Swords into Ploughshares
Rosemary & Thyme

Rosemary is reported dead on the job at Engleton Park, she’s at her mother’s having a bath. A schoolmate, later professor of archæology, assumed her identity to examine the grounds and was murdered. Her discovery nearby of “a Romano-English short sword” or gladius was dismissed by the head of faculty as “a Victorian ploughshare”, and then presented to the new department sponsor, a publishing tycoon, as the gladius it is.

The late Lord Engleton spent his fortune on antiquities suppressed by the head, whose position was secured thereby. They are labeled and stored in a locked trunk on the grounds, hence the tycoon’s persistent interest in buying the place. The head’s wife killed his colleague, and a junior member of the department trying to blackmail her husband into retirement.
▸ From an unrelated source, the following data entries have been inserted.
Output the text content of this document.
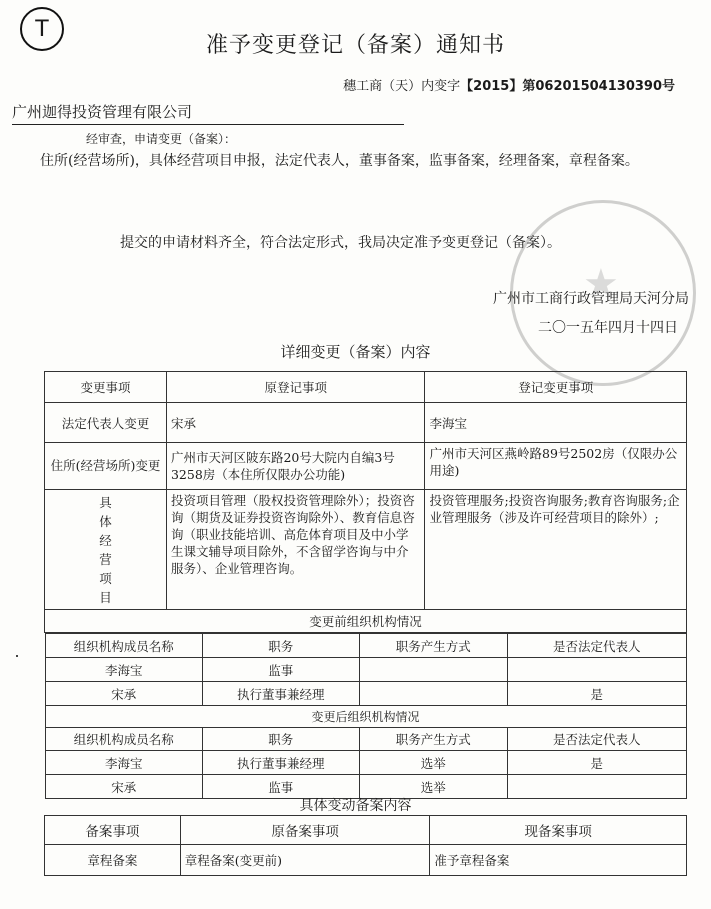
T
准予变更登记（备案）通知书
穗工商（天）内变字【2015】第06201504130390号
广州迦得投资管理有限公司
经审查，申请变更（备案）：
住所(经营场所)，具体经营项目申报，法定代表人，董事备案，监事备案，经理备案，章程备案。
提交的申请材料齐全，符合法定形式，我局决定准予变更登记（备案）。
★
广州市工商行政管理局天河分局
二〇一五年四月十四日
详细变更（备案）内容
变更事项	原登记事项	登记变更事项
法定代表人变更	宋承	李海宝
住所(经营场所)变更	广州市天河区陂东路20号大院内自编3号3258房（本住所仅限办公功能)	广州市天河区燕岭路89号2502房（仅限办公用途)
具体经营项目	投资项目管理（股权投资管理除外）；投资咨询（期货及证券投资咨询除外）、教育信息咨询（职业技能培训、高危体育项目及中小学生课文辅导项目除外，不含留学咨询与中介服务）、企业管理咨询。	投资管理服务;投资咨询服务;教育咨询服务;企业管理服务（涉及许可经营项目的除外）;
变更前组织机构情况

组织机构成员名称	职务	职务产生方式	是否法定代表人
李海宝	监事		
宋承	执行董事兼经理		是
变更后组织机构情况
组织机构成员名称	职务	职务产生方式	是否法定代表人
李海宝	执行董事兼经理	选举	是
宋承	监事	选举	
具体变动备案内容
备案事项	原备案事项	现备案事项
章程备案	章程备案(变更前)	准予章程备案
The present Lord Engleton resolves to sell, “the past is only for archæologists”, but to another buyer, owing to the tycoon’s sudden aversion. Laura can only agree with the principle involved, her ex-husband Nick is said to be thinking of marrying someone else.

The far-reaching astuteness of the teleplay is matched by the loveliness of the filming, particularly among flowers, with a stylistic coup in the late professor’s office where Rosemary is watching a video made by her friend at the Lower Worthington dig (the tape is labeled “ISAIAH 2:4!!!”). The camera sees the monitor from roughly Rosemary’s POV, long enough so that when a noise is heard outside the office (she is about to be knocked unconscious like Philip Marlowe), it comes as a genuine intrusion.